America is a commercial soul.

Signs are our perfect workers. With almost no upkeep, they’ll generate a fantastic return. Whatever words we bind them to, they’ll beam out that command till they drop. If there is one fatal flaw, it’s with us. Wait too long by a stop sign. Look at a red light. Rarely, ever so rarely, we get a contrarian impulse.

At first, Lee Friedlander’s pictures in Signs (2019) are hardly symbolic. Friedlander does not style himself as a deep man. At 90 years old, this legendary photographer—who counts Joel Cohen as a personal fan—ended his prior collection on real estate with a picture of his mother-in-law’s underwear. His reason? It was “funny”. (It really was quite the large set of briefs.) Despite his fame, he’s also happy to tell the last journalist he’s officially spoken to that he lacks the intelligence to tell you what most of his pictures mean. A photo happens so quickly. It’s not his job to work it out for us, it’s yours. So what the hell is he doing with Signs?

His collection of black and white shots of American billboards, stands, and curios, titled with little more than the place and date ranging from 1962 to 1989, is certainly not the work of an idiot. With instinctive, almost gleeful detail, you take an image like Newark, New Jersey, 1962 and Friedlander slaps you with three details. There’s the composition: the splitting of foregrounds, contrasting paisley and chequered textures, then the relaxed human bodies folded under an arrow slanting nowhere. There’s their naturalism, their lack of eye contact, a single woman engaged, almost smoking, she’s talking so fast.
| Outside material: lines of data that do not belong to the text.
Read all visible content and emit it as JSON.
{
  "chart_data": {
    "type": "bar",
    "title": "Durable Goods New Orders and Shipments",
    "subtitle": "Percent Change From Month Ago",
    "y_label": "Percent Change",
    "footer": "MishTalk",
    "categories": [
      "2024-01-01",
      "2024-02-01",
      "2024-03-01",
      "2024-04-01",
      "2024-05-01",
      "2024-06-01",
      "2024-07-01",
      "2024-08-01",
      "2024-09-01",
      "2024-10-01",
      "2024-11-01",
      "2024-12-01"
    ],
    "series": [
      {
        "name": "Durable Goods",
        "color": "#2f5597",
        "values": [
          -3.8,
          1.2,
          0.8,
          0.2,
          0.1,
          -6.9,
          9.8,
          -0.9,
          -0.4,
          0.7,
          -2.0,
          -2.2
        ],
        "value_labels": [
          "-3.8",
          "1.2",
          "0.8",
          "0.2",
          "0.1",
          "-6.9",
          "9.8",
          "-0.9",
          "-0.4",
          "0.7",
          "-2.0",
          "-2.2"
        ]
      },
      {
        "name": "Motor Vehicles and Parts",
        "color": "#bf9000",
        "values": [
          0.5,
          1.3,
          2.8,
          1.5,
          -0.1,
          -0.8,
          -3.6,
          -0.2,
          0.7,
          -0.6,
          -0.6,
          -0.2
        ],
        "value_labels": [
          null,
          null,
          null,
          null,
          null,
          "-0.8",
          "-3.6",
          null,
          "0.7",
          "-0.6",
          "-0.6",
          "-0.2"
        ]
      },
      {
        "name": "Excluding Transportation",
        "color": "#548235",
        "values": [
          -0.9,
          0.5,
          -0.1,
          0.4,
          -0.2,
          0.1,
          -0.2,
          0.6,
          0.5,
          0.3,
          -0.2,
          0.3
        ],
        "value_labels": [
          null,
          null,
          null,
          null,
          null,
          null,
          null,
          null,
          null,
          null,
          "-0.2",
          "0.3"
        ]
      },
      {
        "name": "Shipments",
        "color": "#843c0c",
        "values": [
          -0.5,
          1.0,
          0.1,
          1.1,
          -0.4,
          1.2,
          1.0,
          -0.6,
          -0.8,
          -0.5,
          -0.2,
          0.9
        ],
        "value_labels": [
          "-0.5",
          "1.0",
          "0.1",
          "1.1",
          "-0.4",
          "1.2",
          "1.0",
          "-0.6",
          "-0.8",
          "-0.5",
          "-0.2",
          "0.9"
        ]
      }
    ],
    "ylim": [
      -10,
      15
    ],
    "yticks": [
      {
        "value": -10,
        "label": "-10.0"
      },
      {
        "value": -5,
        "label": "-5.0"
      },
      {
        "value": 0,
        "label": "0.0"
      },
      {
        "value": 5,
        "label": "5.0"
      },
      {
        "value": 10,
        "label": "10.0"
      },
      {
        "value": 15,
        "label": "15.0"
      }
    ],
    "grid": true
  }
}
One gets the feeling Friedlander is hardly seen. Is hardly observable when he snaps. Invisible. And what’s wrapped these figures together so perfectly? An advert for photos.

Newark, 1962

America is a commercial soul, even half a century ago. Friedlander loves that landscape of signs, a place where adverts can become a command. Even, like in Arkansas, 1961, when they become so ineffective they’re meaninglessly funny. Drapes fall over a boarded-up shop window like curtains, the glass just another commercial, and the word ‘FURNITURE’ layered over newspaper rags. Advertisements within advertisements, pointing at nothing. WILD IN THE COUNTRY flashes beneath it. It’s the only label for such a grand failure.

Colours are the great shortcut of the adman but here, in black and white, Friedlander untangles America’s signs with such a clear, almost surgical, fondness. Even if you’ve never seen them, it’s hard not to be nostalgic for the hand-painted messages. Like the same simple words painted across the window in Newhaven, Connecticut, 1980, who couldn’t want that kind of pizza? So then why is it so creepy, so unnerving, when we see SIGNS again, this time written in a shadowy car in Florida, 1963? It can’t just be proximity to Florida that triggers the heebie jeebies. It has to be the off-kilter cursive lettering. The triangular background. The very fact that the sign for signs feels like a bad omen. Something ugly. Too obvious. Wrong.

People exist within and around Friedlander’s signs. They are shaped by it, they are amused by it. They are framed by it.

Friedlander is never removed from his photographs. He is always reacting to this world. Rapid City, South Dakota (1969) sees his car at a desert end with a stop sign. Framed in the rear mirror, Friedlander’s watery eyes are as reptilian as the dinosaur blocked out ahead. You can feel the sun there. The heat. I don’t think for a second Friedlander obeyed that sign’s command. But I do think that was his best shot that day.

And I can’t imagine Friedlander, in Nashville, 1968, ever ignoring that little window with Soul Brother as he walked past. He’s in that photo too: another black silhouette on the window. People exist within and around Friedlander’s signs. They are shaped by it, they are amused by it. They are framed by it.

Footnote

The Fraenkel Gallery published Lee Friedlander: SIGNS, a 112-page hardcover book collecting 144 photographs made in New York and other places across the USA, and features self-portraits, street photographs, and work from series including The American Monument and America by Car, among others. Illegible or plainspoken, crude or whimsical, Friedlander’s signs are an unselfconscious portrait of modern life.